The protester asserted that the awardee’s proposal was unreasonably credited a strength for offering to use an auditing tool that was not required by the solicitation for a particular type of testing, even though the awardee’s proposal never committed to using the tool for such testing. It also alleged that the agency misunderstood the awardee’s proposed use of the tool. GAO sustained this protest ground finding that the agency failed to substantively respond to the protester’s arguments. GAO stated, “[w]here an agency does not respond to a protest allegation and does not contest the merits of a protester’s arguments, we view the agency as having effectively conceded that the arguments have merit.” GAO last sustained a protest ground on this basis alone in 2012, when it sustained two such protests: Verizon Wireless and TriCenturion, Inc.; SafeGuard Services, LLC.

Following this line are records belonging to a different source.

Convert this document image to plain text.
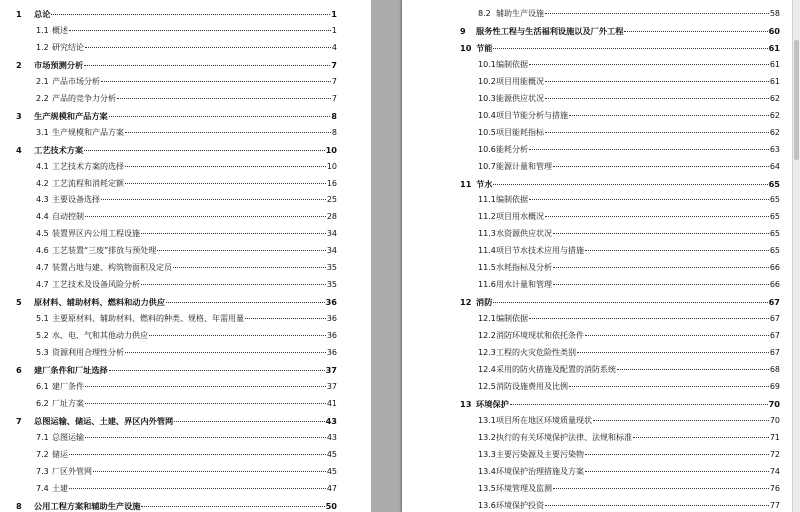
1	总论	1
1.1 概述	1
1.2 研究结论	4
2	市场预测分析	7
2.1 产品市场分析	7
2.2 产品的竞争力分析	7
3	生产规模和产品方案	8
3.1 生产规模和产品方案	8
4	工艺技术方案	10
4.1 工艺技术方案的选择	10
4.2 工艺流程和消耗定额	16
4.3 主要设备选择	25
4.4 自动控制	28
4.5 装置界区内公用工程设施	34
4.6 工艺装置“三废”排放与预处理	34
4.7 装置占地与建、构筑物面积及定员	35
4.7 工艺技术及设备风险分析	35
5	原材料、辅助材料、燃料和动力供应	36
5.1 主要原材料、辅助材料、燃料的种类、规格、年需用量	36
5.2 水、电、气和其他动力供应	36
5.3 资源利用合理性分析	36
6	建厂条件和厂址选择	37
6.1 建厂条件	37
6.2 厂址方案	41
7	总图运输、储运、土建、界区内外管网	43
7.1 总图运输	43
7.2 储运	45
7.3 厂区外管网	45
7.4 土建	47
8	公用工程方案和辅助生产设施	50
8.2 辅助生产设施	58
9	服务性工程与生活福利设施以及厂外工程	60
10 节能	61
10.1 编制依据	61
10.2 项目用能概况	61
10.3 能源供应状况	62
10.4 项目节能分析与措施	62
10.5 项目能耗指标	62
10.6 能耗分析	63
10.7 能源计量和管理	64
11 节水	65
11.1 编制依据	65
11.2 项目用水概况	65
11.3 水资源供应状况	65
11.4 项目节水技术应用与措施	65
11.5 水耗指标及分析	66
11.6 用水计量和管理	66
12 消防	67
12.1 编制依据	67
12.2 消防环境现状和依托条件	67
12.3 工程的火灾危险性类别	67
12.4 采用的防火措施及配置的消防系统	68
12.5 消防设施费用及比例	69
13 环境保护	70
13.1 项目所在地区环境质量现状	70
13.2 执行的有关环境保护法律、法规和标准	71
13.3 主要污染源及主要污染物	72
13.4 环境保护治理措施及方案	74
13.5 环境管理及监测	76
13.6 环境保护投资	77
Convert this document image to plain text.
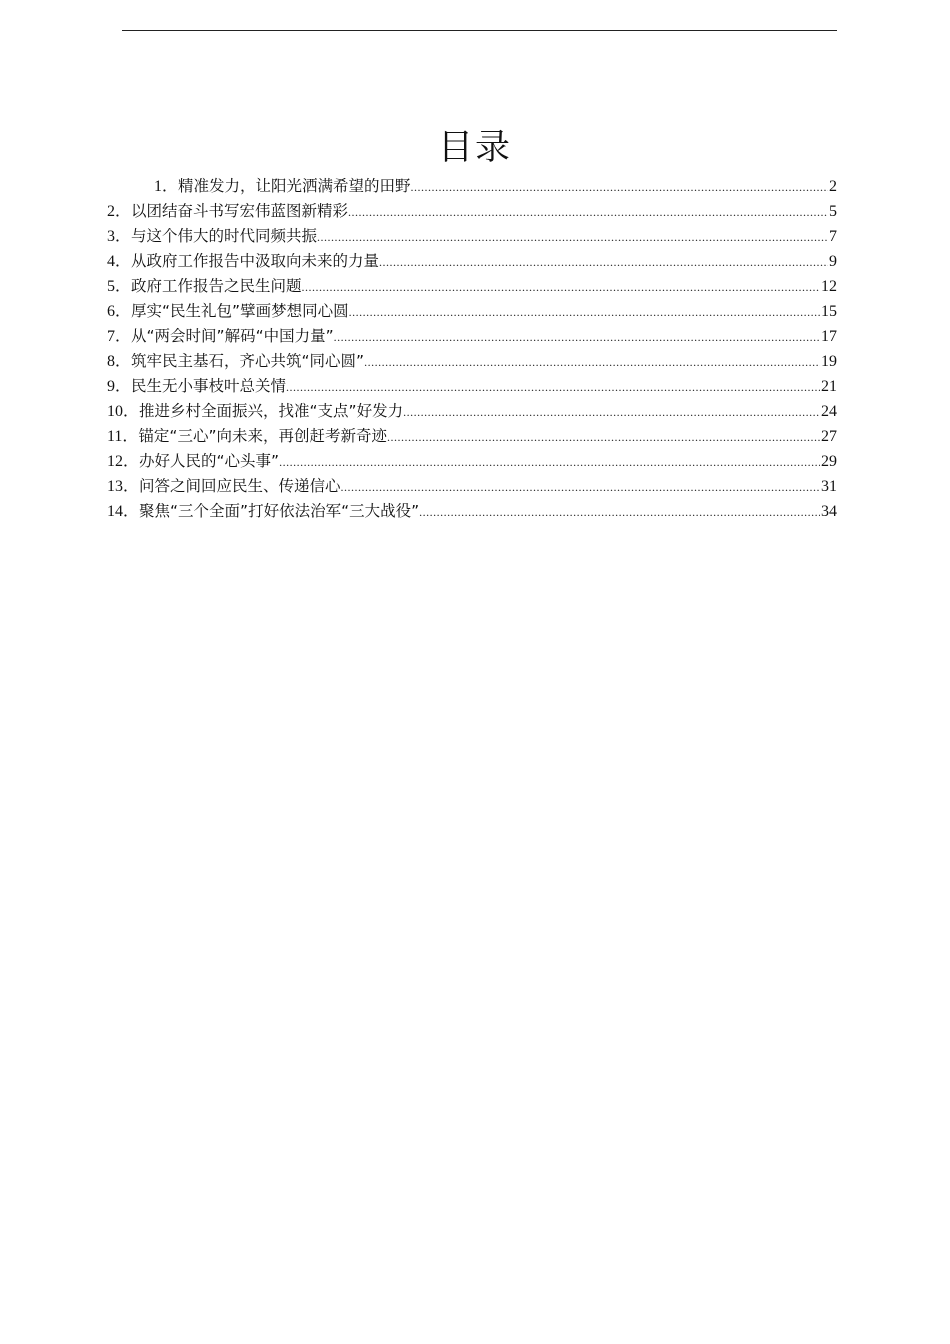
目录
1． 精准发力，让阳光洒满希望的田野 .....	2
2． 以团结奋斗书写宏伟蓝图新精彩 .....	5
3． 与这个伟大的时代同频共振 .....	7
4． 从政府工作报告中汲取向未来的力量 .....	9
5． 政府工作报告之民生问题 .....	12
6． 厚实“民生礼包”擘画梦想同心圆 .....	15
7． 从“两会时间”解码“中国力量” .....	17
8． 筑牢民主基石，齐心共筑“同心圆” .....	19
9． 民生无小事枝叶总关情 .....	21
10． 推进乡村全面振兴，找准“支点”好发力 .....	24
11． 锚定“三心”向未来，再创赶考新奇迹 .....	27
12． 办好人民的“心头事” .....	29
13． 问答之间回应民生、传递信心 .....	31
14． 聚焦“三个全面”打好依法治军“三大战役” .....	34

The protester also asserted that the agency failed to recognize and consider discriminators in its proposal because, unlike the awardee who only submitted one accountant as a key person, the protester submitted two accountants as key personnel as preferred by the terms of the solicitation. GAO sustained the protest and found that the agency failed to consider the discriminator in the evaluation of key personnel since the contemporaneous record did not credit or distinguish that ITility proposed two accountants instead of one. GAO stated that “[w]here a solicitation indicates that the agency will evaluate the ‘extent’ to which a proposal meets a particular requirement, offerors can reasonably expect that a proposal exceeding the agency’s minimum requirements will garner a more favorable evaluation than one that merely meets the requirements.” GAO also found that the agency’s justification for why the awardee and protester were given the same rating of “High Confidence” in this factor was unreasonable because it relied on post-protest rationalizations not supported by the contemporaneous record.
The ITility decision reaffirms that GAO will sustain a protest where an agency fails to substantively respond to an allegation raised in a bid protest. It also confirms that an agency must consider and document any discriminators in an offeror’s proposal that distinguish it from others that are similarly ranked.